Ever since my dad’s ill-timed ode to parenting, I’ve thought a lot about how to enjoy the life I have. If I’m not going to experience “the best thing EVER” as far as he is concerned, what can I experience in my non-parenting state that is pretty awesome?
So last night I went to a music festival in the middle of the city. I danced. I sang loudly. I drank just a wee bit too much. During one set, a mosh pit spontaneously appeared at my feet and I pushed other people in. (No, I did not join. I’m too old for that shit, and might break a hip.) Turns out, living the life I have is pretty glorious. Shocking.
As one does, I had an epiphany in my general tipsiness. Part of the reason I’m super angsty is that I’m not creating anything anymore. I use the term “create” loosely to include everything from knitting to baking to freelance copywriting. I did all of these things and more regularly. There is satisfaction in seeing your efforts become something, anything (even if that is a burnt Bundt cake.) The truth is that over the past two years, I have cleared the path to create life, but alas that is not quite working out as planned.
No one asked me. I did this willingly a little bit over time. It’s really hard to commit to a project when in the back of your head you keep thinking “Well, I may be pregnant by then…” As I have discovered, this is a poor method of living a whole life.
It isn’t just the creating part- I’ve made a number of decisions based on the assumption that I would be having a baby soon. Everything from apartments to jobs… I kept picking the best option, not just for me and Mr. Ostrich, but for a mythical party of three.
Now comes the scary part: I’m not entirely sure what I want any more if having a family is off the table. No fricking clue.

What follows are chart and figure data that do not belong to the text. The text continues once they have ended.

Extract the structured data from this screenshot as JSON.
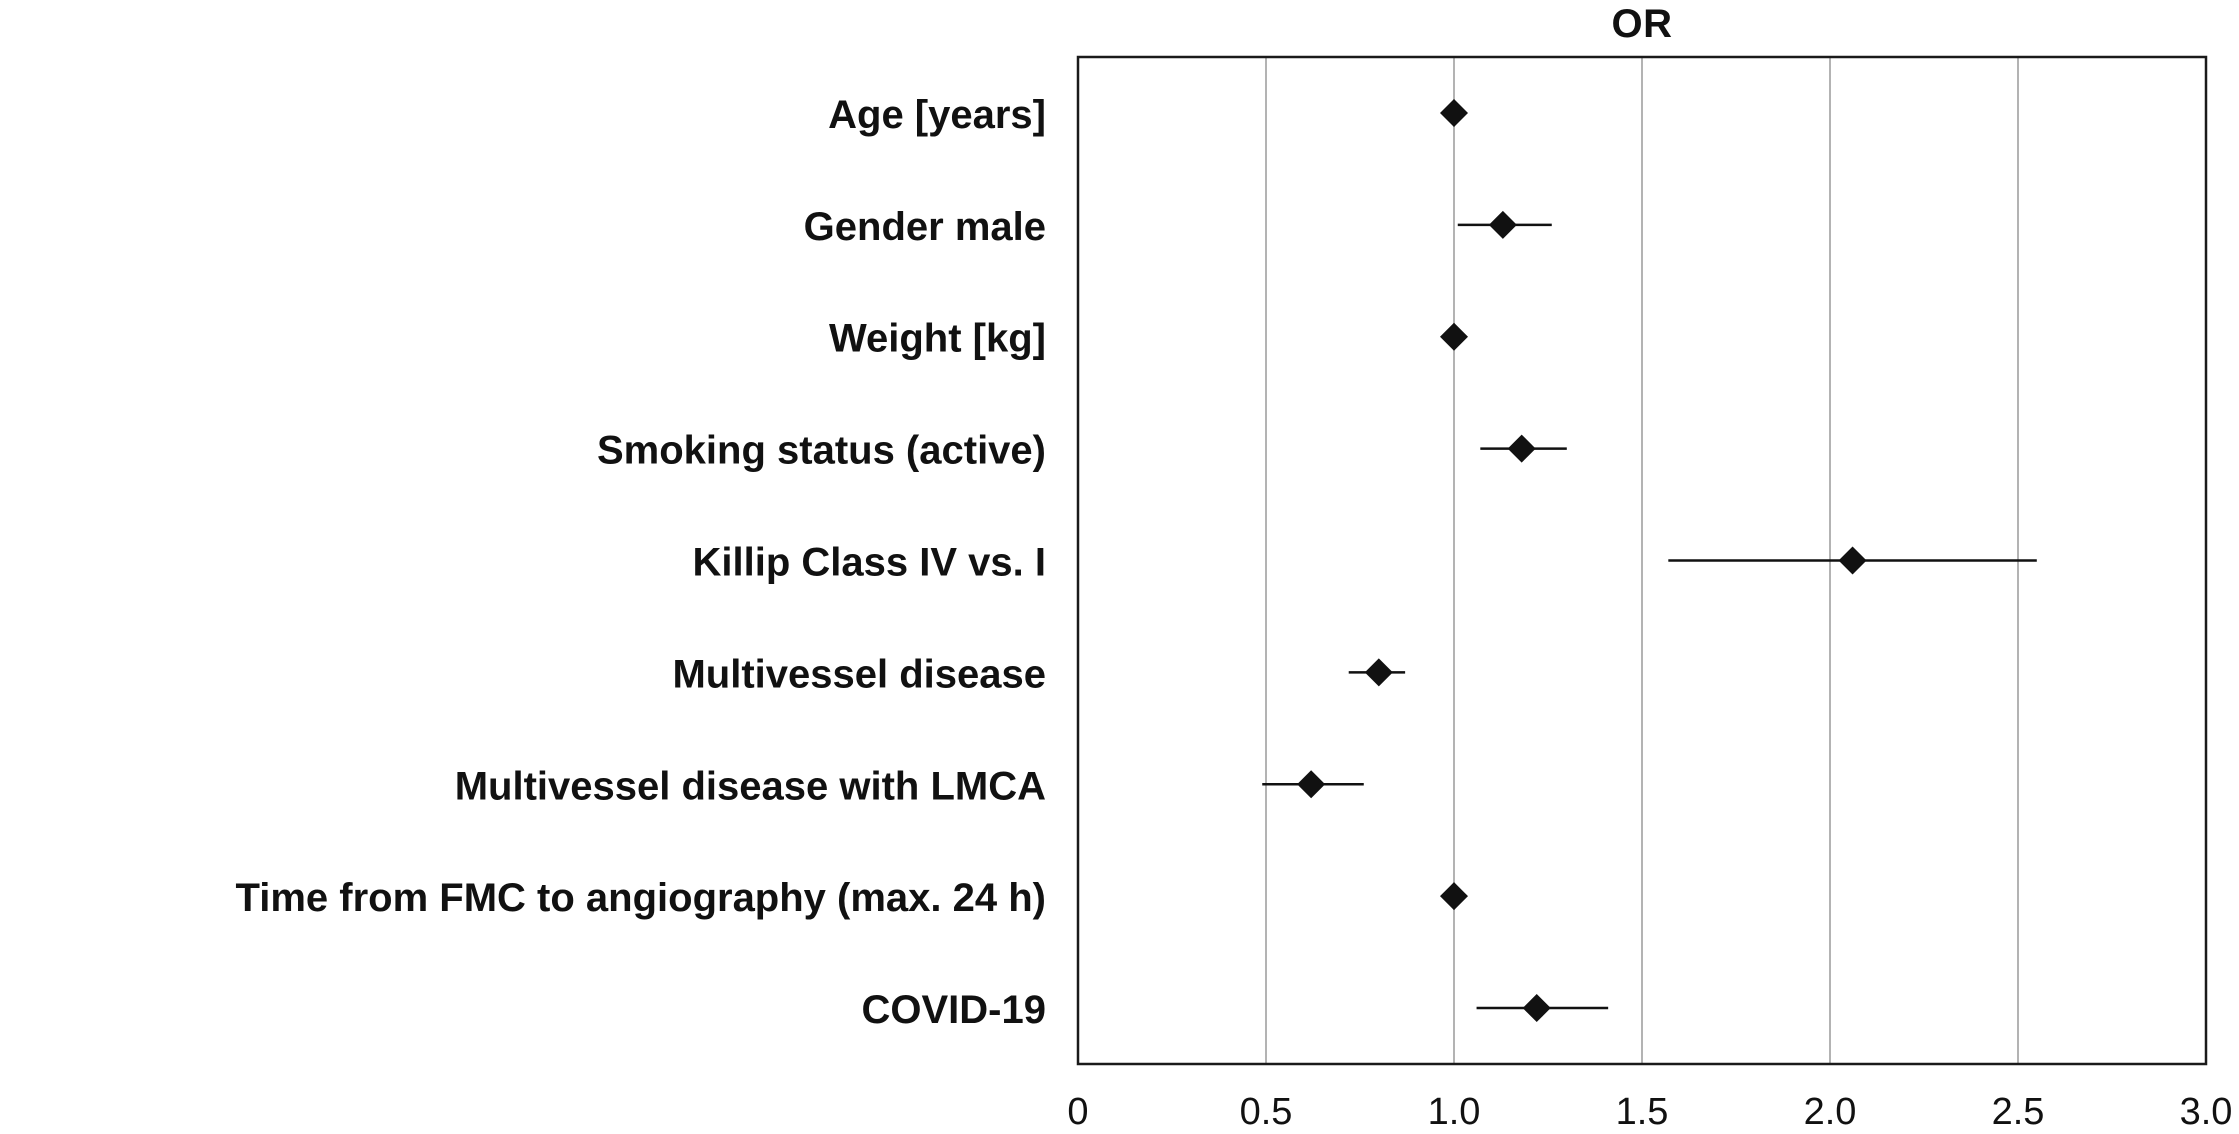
{
  "chart_data": {
    "type": "scatter",
    "subtype": "forest-plot",
    "title": "OR",
    "xlabel": "",
    "ylabel": "",
    "xlim": [
      0,
      3.0
    ],
    "xticks": [
      0,
      0.5,
      1.0,
      1.5,
      2.0,
      2.5,
      3.0
    ],
    "xtick_labels": [
      "0",
      "0.5",
      "1.0",
      "1.5",
      "2.0",
      "2.5",
      "3.0"
    ],
    "grid": "vertical",
    "legend": "none",
    "colors": {
      "marker": "#111111",
      "ci_line": "#111111",
      "axis": "#1a1a1a",
      "grid": "#b3b3b3",
      "background": "#ffffff"
    },
    "rows": [
      {
        "label": "Age [years]",
        "or": 1.0,
        "ci_low": 0.99,
        "ci_high": 1.01
      },
      {
        "label": "Gender male",
        "or": 1.13,
        "ci_low": 1.01,
        "ci_high": 1.26
      },
      {
        "label": "Weight [kg]",
        "or": 1.0,
        "ci_low": 0.99,
        "ci_high": 1.01
      },
      {
        "label": "Smoking status (active)",
        "or": 1.18,
        "ci_low": 1.07,
        "ci_high": 1.3
      },
      {
        "label": "Killip Class IV vs. I",
        "or": 2.06,
        "ci_low": 1.57,
        "ci_high": 2.55
      },
      {
        "label": "Multivessel disease",
        "or": 0.8,
        "ci_low": 0.72,
        "ci_high": 0.87
      },
      {
        "label": "Multivessel disease with LMCA",
        "or": 0.62,
        "ci_low": 0.49,
        "ci_high": 0.76
      },
      {
        "label": "Time from FMC to angiography (max. 24 h)",
        "or": 1.0,
        "ci_low": 0.99,
        "ci_high": 1.01
      },
      {
        "label": "COVID-19",
        "or": 1.22,
        "ci_low": 1.06,
        "ci_high": 1.41
      }
    ]
  }
}
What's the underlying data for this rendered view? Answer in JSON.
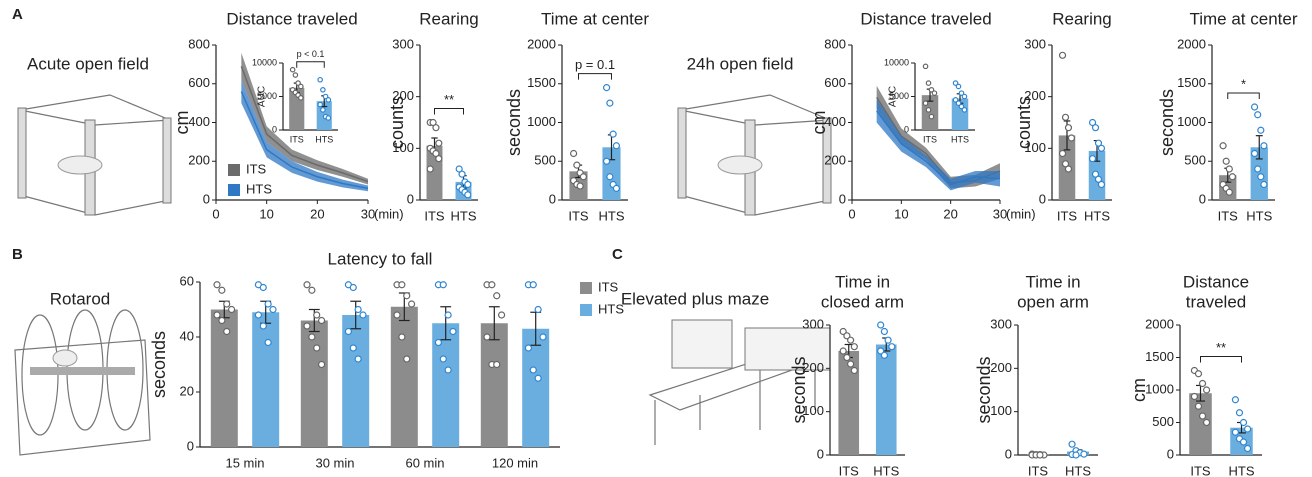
{
  "labels": [
    "A",
    "B",
    "C"
  ],
  "captions": [
    "Acute open field",
    "24h open field",
    "Rotarod",
    "Elevated plus maze"
  ],
  "chart_data": [
    {
      "type": "line",
      "title": "Distance traveled",
      "ylabel": "cm",
      "xlabel": "(min)",
      "x": [
        5,
        10,
        15,
        20,
        25,
        30
      ],
      "xlim": [
        0,
        30
      ],
      "xticks": [
        0,
        10,
        20,
        30
      ],
      "ylim": [
        0,
        800
      ],
      "yticks": [
        0,
        200,
        400,
        600,
        800
      ],
      "legend": "lower left",
      "series": [
        {
          "name": "ITS",
          "color": "#6b6b6b",
          "values": [
            690,
            340,
            230,
            180,
            140,
            95
          ],
          "errors": [
            70,
            40,
            30,
            25,
            20,
            15
          ]
        },
        {
          "name": "HTS",
          "color": "#2f78c4",
          "values": [
            560,
            260,
            170,
            120,
            85,
            60
          ],
          "errors": [
            60,
            40,
            30,
            25,
            20,
            15
          ]
        }
      ]
    },
    {
      "type": "bar",
      "ylabel": "AUC",
      "categories": [
        "ITS",
        "HTS"
      ],
      "colors": [
        "#8c8c8c",
        "#6aaee0"
      ],
      "values": [
        6300,
        4300
      ],
      "errors": [
        700,
        800
      ],
      "points": [
        [
          9000,
          8200,
          7000,
          6500,
          6000,
          5600,
          5200,
          4800
        ],
        [
          7500,
          6000,
          5000,
          4500,
          3800,
          3000,
          2000,
          1800
        ]
      ],
      "ylim": [
        0,
        10000
      ],
      "yticks": [
        0,
        5000,
        10000
      ],
      "annotation": "p < 0.1"
    },
    {
      "type": "bar",
      "title": "Rearing",
      "ylabel": "counts",
      "categories": [
        "ITS",
        "HTS"
      ],
      "colors": [
        "#8c8c8c",
        "#6aaee0"
      ],
      "values": [
        105,
        35
      ],
      "errors": [
        15,
        12
      ],
      "points": [
        [
          150,
          150,
          140,
          110,
          100,
          95,
          90,
          80,
          60
        ],
        [
          60,
          50,
          35,
          30,
          25,
          20,
          15,
          10
        ]
      ],
      "ylim": [
        0,
        300
      ],
      "yticks": [
        0,
        100,
        200,
        300
      ],
      "annotation": "**"
    },
    {
      "type": "bar",
      "title": "Time at center",
      "ylabel": "seconds",
      "categories": [
        "ITS",
        "HTS"
      ],
      "colors": [
        "#8c8c8c",
        "#6aaee0"
      ],
      "values": [
        370,
        680
      ],
      "errors": [
        80,
        160
      ],
      "points": [
        [
          600,
          450,
          350,
          300,
          250,
          200,
          180
        ],
        [
          1450,
          1250,
          850,
          700,
          500,
          300,
          200,
          150
        ]
      ],
      "ylim": [
        0,
        2000
      ],
      "yticks": [
        0,
        500,
        1000,
        1500,
        2000
      ],
      "annotation": "p = 0.1"
    },
    {
      "type": "line",
      "title": "Distance traveled",
      "ylabel": "cm",
      "xlabel": "(min)",
      "x": [
        5,
        10,
        15,
        20,
        25,
        30
      ],
      "xlim": [
        0,
        30
      ],
      "xticks": [
        0,
        10,
        20,
        30
      ],
      "ylim": [
        0,
        800
      ],
      "yticks": [
        0,
        200,
        400,
        600,
        800
      ],
      "series": [
        {
          "name": "ITS",
          "color": "#6b6b6b",
          "values": [
            530,
            330,
            240,
            90,
            100,
            150
          ],
          "errors": [
            60,
            40,
            30,
            30,
            30,
            40
          ]
        },
        {
          "name": "HTS",
          "color": "#2f78c4",
          "values": [
            460,
            290,
            200,
            80,
            120,
            110
          ],
          "errors": [
            60,
            40,
            30,
            30,
            30,
            40
          ]
        }
      ]
    },
    {
      "type": "bar",
      "ylabel": "AUC",
      "categories": [
        "ITS",
        "HTS"
      ],
      "colors": [
        "#8c8c8c",
        "#6aaee0"
      ],
      "values": [
        5200,
        4700
      ],
      "errors": [
        900,
        700
      ],
      "points": [
        [
          9500,
          7000,
          6000,
          5500,
          4000,
          3000,
          2000
        ],
        [
          7000,
          6500,
          5500,
          5000,
          4500,
          4000,
          3500,
          3000
        ]
      ],
      "ylim": [
        0,
        10000
      ],
      "yticks": [
        0,
        5000,
        10000
      ]
    },
    {
      "type": "bar",
      "title": "Rearing",
      "ylabel": "counts",
      "categories": [
        "ITS",
        "HTS"
      ],
      "colors": [
        "#8c8c8c",
        "#6aaee0"
      ],
      "values": [
        125,
        95
      ],
      "errors": [
        28,
        20
      ],
      "points": [
        [
          280,
          160,
          140,
          120,
          90,
          70,
          60
        ],
        [
          150,
          140,
          110,
          100,
          80,
          50,
          40,
          30
        ]
      ],
      "ylim": [
        0,
        300
      ],
      "yticks": [
        0,
        100,
        200,
        300
      ]
    },
    {
      "type": "bar",
      "title": "Time at center",
      "ylabel": "seconds",
      "categories": [
        "ITS",
        "HTS"
      ],
      "colors": [
        "#8c8c8c",
        "#6aaee0"
      ],
      "values": [
        320,
        680
      ],
      "errors": [
        90,
        150
      ],
      "points": [
        [
          700,
          500,
          400,
          300,
          200,
          150,
          100
        ],
        [
          1200,
          1100,
          900,
          700,
          600,
          400,
          300,
          200
        ]
      ],
      "ylim": [
        0,
        2000
      ],
      "yticks": [
        0,
        500,
        1000,
        1500,
        2000
      ],
      "annotation": "*"
    },
    {
      "type": "bar",
      "title": "Latency to fall",
      "ylabel": "seconds",
      "categories": [
        "15 min",
        "30 min",
        "60 min",
        "120 min"
      ],
      "ylim": [
        0,
        60
      ],
      "yticks": [
        0,
        20,
        40,
        60
      ],
      "legend": "right",
      "series": [
        {
          "name": "ITS",
          "color": "#8c8c8c",
          "values": [
            50,
            46,
            51,
            45
          ],
          "errors": [
            3,
            4,
            5,
            6
          ],
          "points": [
            [
              59,
              57,
              52,
              50,
              48,
              46,
              42
            ],
            [
              59,
              57,
              48,
              46,
              44,
              40,
              36,
              30
            ],
            [
              59,
              59,
              55,
              52,
              48,
              40,
              32
            ],
            [
              59,
              59,
              55,
              48,
              40,
              30,
              30
            ]
          ]
        },
        {
          "name": "HTS",
          "color": "#6aaee0",
          "values": [
            49,
            48,
            45,
            43
          ],
          "errors": [
            4,
            5,
            6,
            6
          ],
          "points": [
            [
              59,
              58,
              52,
              50,
              48,
              44,
              38
            ],
            [
              59,
              58,
              50,
              48,
              42,
              36,
              32
            ],
            [
              59,
              59,
              48,
              42,
              38,
              32,
              28
            ],
            [
              59,
              59,
              50,
              40,
              36,
              28,
              25
            ]
          ]
        }
      ]
    },
    {
      "type": "bar",
      "title": [
        "Time in",
        "closed arm"
      ],
      "ylabel": "seconds",
      "categories": [
        "ITS",
        "HTS"
      ],
      "colors": [
        "#8c8c8c",
        "#6aaee0"
      ],
      "values": [
        240,
        255
      ],
      "errors": [
        15,
        15
      ],
      "points": [
        [
          285,
          275,
          265,
          250,
          240,
          225,
          210,
          195
        ],
        [
          300,
          285,
          265,
          250,
          240,
          230
        ]
      ],
      "ylim": [
        0,
        300
      ],
      "yticks": [
        0,
        100,
        200,
        300
      ]
    },
    {
      "type": "bar",
      "title": [
        "Time in",
        "open arm"
      ],
      "ylabel": "seconds",
      "categories": [
        "ITS",
        "HTS"
      ],
      "colors": [
        "#8c8c8c",
        "#6aaee0"
      ],
      "values": [
        1,
        8
      ],
      "errors": [
        0.5,
        4
      ],
      "points": [
        [
          2,
          1,
          1,
          0,
          0,
          0,
          0
        ],
        [
          25,
          10,
          5,
          2,
          1,
          0
        ]
      ],
      "ylim": [
        0,
        300
      ],
      "yticks": [
        0,
        100,
        200,
        300
      ]
    },
    {
      "type": "bar",
      "title": [
        "Distance",
        "traveled"
      ],
      "ylabel": "cm",
      "categories": [
        "ITS",
        "HTS"
      ],
      "colors": [
        "#8c8c8c",
        "#6aaee0"
      ],
      "values": [
        950,
        420
      ],
      "errors": [
        120,
        80
      ],
      "points": [
        [
          1300,
          1250,
          1100,
          1000,
          900,
          750,
          600,
          500
        ],
        [
          850,
          650,
          500,
          400,
          350,
          250,
          200,
          100
        ]
      ],
      "ylim": [
        0,
        2000
      ],
      "yticks": [
        0,
        500,
        1000,
        1500,
        2000
      ],
      "annotation": "**"
    }
  ]
}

This is weird for me. I always had a direction before. No, seriously. ALWAYS. At 10, I decided I wanted to be president. So I planned out how to get into a good college, law school, and where I would run for Senate before my presidential bid. In highschool, I ditched that idea and decided to become an editor. Plan B commenced. I became an editor after college. (I hated it, but that is another story.)
What I’m getting at here is that I’ve developed an ability to shift gears, to pick a new goal, and then go get it. Infertility makes that a bit difficult. “Going and getting it” is proving a little bit less linear than I had hoped. And I don’t really want another goal. This is “the one.”
But in the meantime, I know I can’t just sit here. Yeah, that doesn’t work either.